The FOS has confirmed that it will consider the Supreme Court’s decision in the Test Case when assessing BI-related complaints. However, in line with its usual approach to complaints handling, it also states that “insurers should not only consider a strict interpretation of the policy terms but what is fair and reasonable in the circumstances – taking into account the particular unprecedented situation that the response to the virus has created”. Whilst as such it remains the case that FOS decisions on any given complaint will remain to an extent unpredictable, some key elements which can be taken from the decisions following the Test Case include:

  • When considering a policy that provided cover for a specified list of diseases occurring at the premises or within a 25-mile radius, the FOS decided that, where the list did not include COVID-19, cover would not be available even in circumstances when COVID-19 did not exist at the time the specified list was drafted.
  • When considering wording that provided cover for denial of access to the insured premises as a result of physical damage to the property, the FOS decided that COVID-19 did not amount to physical damage to an insured premises.
  • The FOS has considered policy wordings that provide cover for the occurrence of an infectious disease “at the premises”. The FOS has decided that such complaints have not been upheld and that, based on the specific facts of the complaints, cover is not available either because:
    • The reason for closure of the insured business was not the result of the occurrence of COVID-19 at the premises.
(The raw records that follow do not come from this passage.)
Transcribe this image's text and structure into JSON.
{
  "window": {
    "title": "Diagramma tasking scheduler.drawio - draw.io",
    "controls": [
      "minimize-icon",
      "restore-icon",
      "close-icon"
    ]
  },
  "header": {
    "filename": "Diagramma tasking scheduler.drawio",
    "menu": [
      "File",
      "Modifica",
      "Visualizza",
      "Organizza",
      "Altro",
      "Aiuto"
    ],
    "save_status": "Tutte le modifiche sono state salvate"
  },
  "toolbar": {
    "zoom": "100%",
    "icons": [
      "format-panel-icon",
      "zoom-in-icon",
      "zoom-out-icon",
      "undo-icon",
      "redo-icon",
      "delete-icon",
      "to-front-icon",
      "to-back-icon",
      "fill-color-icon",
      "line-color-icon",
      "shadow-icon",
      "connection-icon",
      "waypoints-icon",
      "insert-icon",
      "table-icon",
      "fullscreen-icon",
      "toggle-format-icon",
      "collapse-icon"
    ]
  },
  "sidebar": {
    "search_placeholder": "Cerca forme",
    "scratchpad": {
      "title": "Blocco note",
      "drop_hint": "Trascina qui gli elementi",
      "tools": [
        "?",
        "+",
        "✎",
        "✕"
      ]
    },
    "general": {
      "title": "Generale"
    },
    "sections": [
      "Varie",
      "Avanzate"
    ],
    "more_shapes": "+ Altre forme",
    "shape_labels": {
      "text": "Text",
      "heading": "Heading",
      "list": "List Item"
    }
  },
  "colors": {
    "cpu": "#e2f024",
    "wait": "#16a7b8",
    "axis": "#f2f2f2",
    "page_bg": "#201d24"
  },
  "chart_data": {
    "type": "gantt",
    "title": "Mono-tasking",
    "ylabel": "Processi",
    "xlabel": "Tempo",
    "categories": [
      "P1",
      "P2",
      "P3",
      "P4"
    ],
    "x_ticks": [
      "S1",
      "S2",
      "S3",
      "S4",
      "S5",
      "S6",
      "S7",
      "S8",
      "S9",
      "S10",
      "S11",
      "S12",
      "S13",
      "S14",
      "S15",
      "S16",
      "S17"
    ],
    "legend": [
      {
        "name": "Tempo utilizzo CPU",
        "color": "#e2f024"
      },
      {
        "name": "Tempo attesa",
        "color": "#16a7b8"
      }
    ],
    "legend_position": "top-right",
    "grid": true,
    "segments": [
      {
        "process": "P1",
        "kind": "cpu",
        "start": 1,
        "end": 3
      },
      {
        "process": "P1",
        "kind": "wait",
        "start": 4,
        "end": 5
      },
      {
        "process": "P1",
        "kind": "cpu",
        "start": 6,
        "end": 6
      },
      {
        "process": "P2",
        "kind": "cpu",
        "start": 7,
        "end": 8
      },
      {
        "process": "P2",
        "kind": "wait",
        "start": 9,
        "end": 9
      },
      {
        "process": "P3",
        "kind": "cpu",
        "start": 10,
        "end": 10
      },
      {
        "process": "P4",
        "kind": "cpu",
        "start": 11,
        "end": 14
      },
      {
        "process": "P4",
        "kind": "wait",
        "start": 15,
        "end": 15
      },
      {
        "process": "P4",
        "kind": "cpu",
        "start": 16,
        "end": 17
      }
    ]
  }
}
The premises were not closed because someone at the premises was infected by COVID-19 at some point in time, but rather because of the effects of the Government’s business closure orders – as such, cover was not available.
    • Even if the premises were required to close due to the presence of COVID-19 at the premises, cover would be limited to a short period of closure to allow for deep cleaning to take place and would not attach to the long-term closure required by the Government business closure orders.

The decisions issued by the FOS in respect of ‘at the premises’ wordings reflect the FCA guidance as issued in the FAQ document released in January 2021, which suggested that such wordings might cover BI losses in some circumstances such as when closure of the premises is required to allow for a deep clean following an incidence of COVID-19 at the premises. Whilst FOS decisions are not binding on other complaints, the decisions made to date provide an indication as to the proposed treatment of BI-related complaints which cannot be resolved between insurer and policyholder.

Six months on — where are we now?

Since March 2021, the FCA has been publishing some of the data it has obtained from insurers as to the number of BI claims that have been accepted, the number of claims for which a decision on policy coverage remains to be confirmed and the payments that have been made (either interim or full and final settlements). The figures indicate that progress has been made assessing and concluding BI claims following the Supreme Court judgment, as hoped. Claims are being accepted, coverage decisions are being reached, and final terms agreed. The figures do however indicate that there has been a slowdown in the progress made since around May 2021. Why the slowdown? The simple answer is likely to be that the more straightforward claims have been resolved or will be soon; the more thorny matters will take longer.

However, it is clear from the data collated and released by the FCA that significant progress has been made in progressing and settling valid BI claims that have been made as a consequence of the COVID-19 pandemic. The number of claims being settled demonstrates the success of the Test Case and the benefit which has been provided to both the insurance sector and policyholders in providing clarity on key issues which would otherwise have progressed through the courts and/or been referred to the FOS separately.

It was always known and understood that the Test Case would not provide answers to all coverage issues in every situation and that many claims will be determined based on the specific facts of a policyholder’s business. Whilst the Test Case and the decisions being made by the FOS will continue to narrow the issues left open for debate, there is more work still to be done, and issues to be addressed.